Zusammenarbeit zwischen Sicherheitsbehörden und Migrationsbehörden

Das BAMF spielt in der deutschen Sicherheitsarchitektur eine tragende Rolle, auch wenn es keine Sicherheitsbehörde ist. So koordiniert es im Rahmen des Gemeinsamen Terrorismusabwehrzentrums (GTAZ) die Informationsübermittlung sowie Auswertung von sicherheitsrelevanten Erkenntnissen zwischen den Sicherheits- und Migrationsbehörden. Auch der Großteil der Bundesländer verfügt über Länderarbeitsgruppen, in denen neben den Sicherheitsbehörden auch das BAMF und die Zentralen Ausländerbehörden beteiligt sind. In den letzten Jahren hat sich der Informationsaustausch zwischen den Behörden insgesamt weiterentwickelt und die Zusammenarbeit intensiviert.

Präventive und Repressive Maßnahmen

Insgesamt verfolgen die deutschen Behörden einen Ansatz, der sowohl präventive als auch repressive Maßnahmen gegen den Extremismus vereint. So unterstützt die Bundesregierung verschiedene Projekte zur Extremismusprävention und Demokratieförderung. Auch bietet beispielsweise die Beratungsstelle "Radikalisierung" des BAMF eine Anlaufstelle für Ratsuchende, die befürchten, dass eine Person in ihrem Umfeld sich islamistisch radikalisiert.

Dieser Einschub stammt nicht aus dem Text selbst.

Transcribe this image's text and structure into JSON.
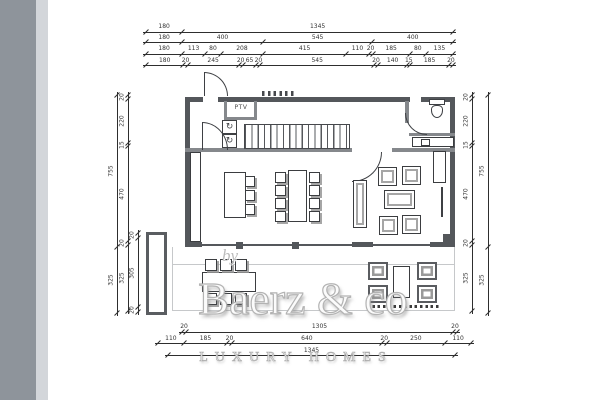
{
  "plan": {
    "ptv_label": "PTV"
  },
  "icons": {
    "washer_symbol": "↻",
    "dryer_symbol": "↻"
  },
  "watermark": {
    "by": "by",
    "brand": "Baerz & co",
    "tagline": "LUXURY HOMES"
  },
  "dimensions": {
    "top_rows": [
      [
        180,
        1345
      ],
      [
        180,
        400,
        545,
        400
      ],
      [
        180,
        113,
        80,
        208,
        415,
        110,
        20,
        185,
        80,
        135
      ],
      [
        180,
        20,
        245,
        20,
        65,
        20,
        545,
        20,
        140,
        15,
        185,
        20
      ]
    ],
    "left_outer": [
      755,
      325
    ],
    "left_middle": [
      20,
      220,
      15,
      470,
      20,
      325
    ],
    "left_inner": [
      20,
      305,
      20
    ],
    "right_inner": [
      20,
      220,
      15,
      470,
      20,
      325
    ],
    "right_outer": [
      755,
      325
    ],
    "bottom_rows": [
      [
        20,
        1305,
        20
      ],
      [
        110,
        185,
        20,
        640,
        20,
        250,
        110
      ],
      [
        1345
      ]
    ]
  }
}
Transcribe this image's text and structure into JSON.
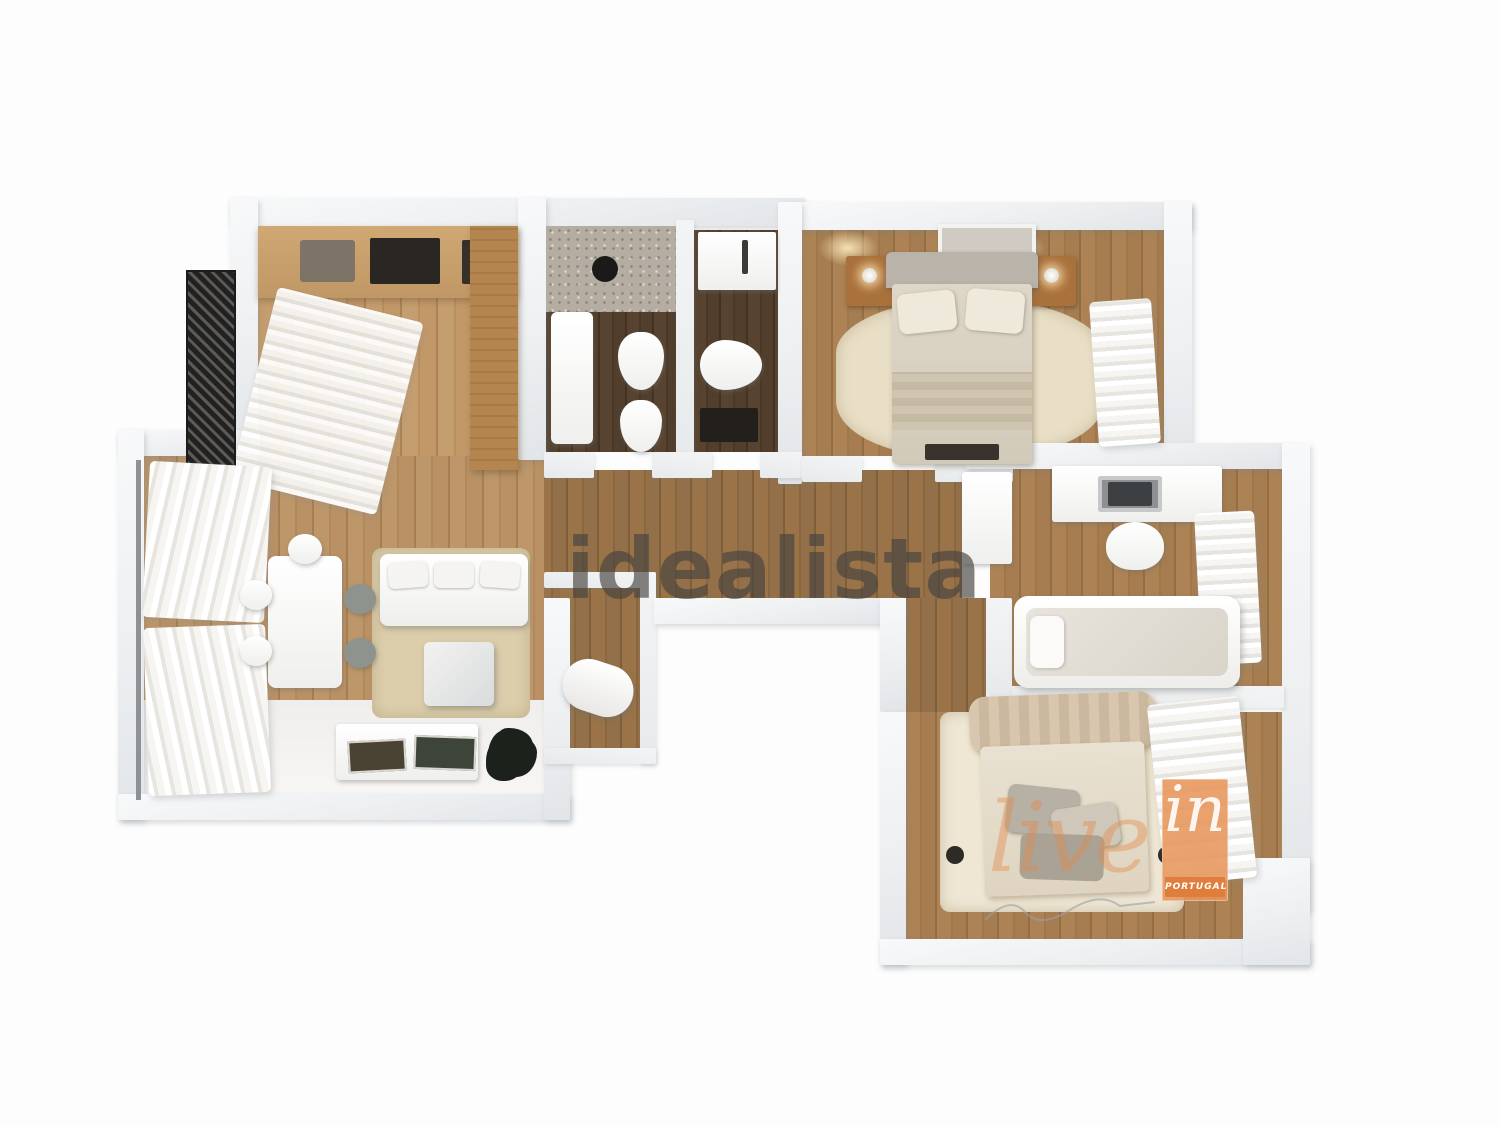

Gegen Drittstaatsangehörige, die als Gefahr für die öffentliche Sicherheit eingestuft werden, setzen die Migrations- und Sicherheitsbehörden verschiedene aufenthaltsrechtliche und aufenthaltsbeendende Maßnahmen um. Je nach Schwere der Gefahr, die von der Person ausgeht, kommen unterschiedliche Maßnahmen in Frage: Ausweisung, Nicht-Verlängerung des Aufenthaltstitels, Rücknahme und Widerruf des Aufenthaltstitels, Abschiebung, Aufenthaltsüberwachung, Verbot und Beschränkung der politischen Betätigung sowie Einreise- und Aufenthaltsverbote.

Herausforderungen

Insbesondere bei der Rückführung von Drittstaatsangehörigen, die eine Gefahr für die öffentliche Sicherheit darstellen, sehen die zuständigen Behörden größere rechtliche Herausforderungen, wenn zum Beispiel Reisedokumente fehlen oder Bedenken bestehen, dass die Person im Land der Rückkehr aufgrund des Abschiebungsgrundes gefoltert wird. Zum Teil werden im letzteren Fall diplomatische Zusicherungen der Länder eingeholt. Darüber hinaus bestehen Herausforderungen beim Informationsaustausch. Kooperationsplattformen wie das GTAZ verfolgen das Ziel, die Zusammenarbeit noch weiter zu verbessern.

Kooperationen innerhalb der EU

Auf europäischer Ebene gibt es bislang keine mit dem GTAZ vergleichbaren Kommunikations- und Koordinationsplattformen, in denen die Migrationsbehörden und Sicherheitsbehörden der Mitgliedstaaten im Austausch miteinander stehen. So findet der Austausch zu sicherheitsrelevanten Aspekten im Zusammenhang mit Drittstaatsangehörigen zwischen Deutschland und anderen EU-Mitgliedstaaten bilateral statt. Durch die Weiterentwicklung des Schengener Informationssystems (SIS) soll allerdings eine Datenbank geschaffen werden, mithilfe derer ab dem Jahr 2022 asyl- und teilweise auch aufenthaltsrechtliche Entscheidungen auf europäischer Ebene zugänglich sein werden.

Das Working Paper 86 ist im Rahmen des Europäischen Migrationsnetzwerkes bearbeitet worden.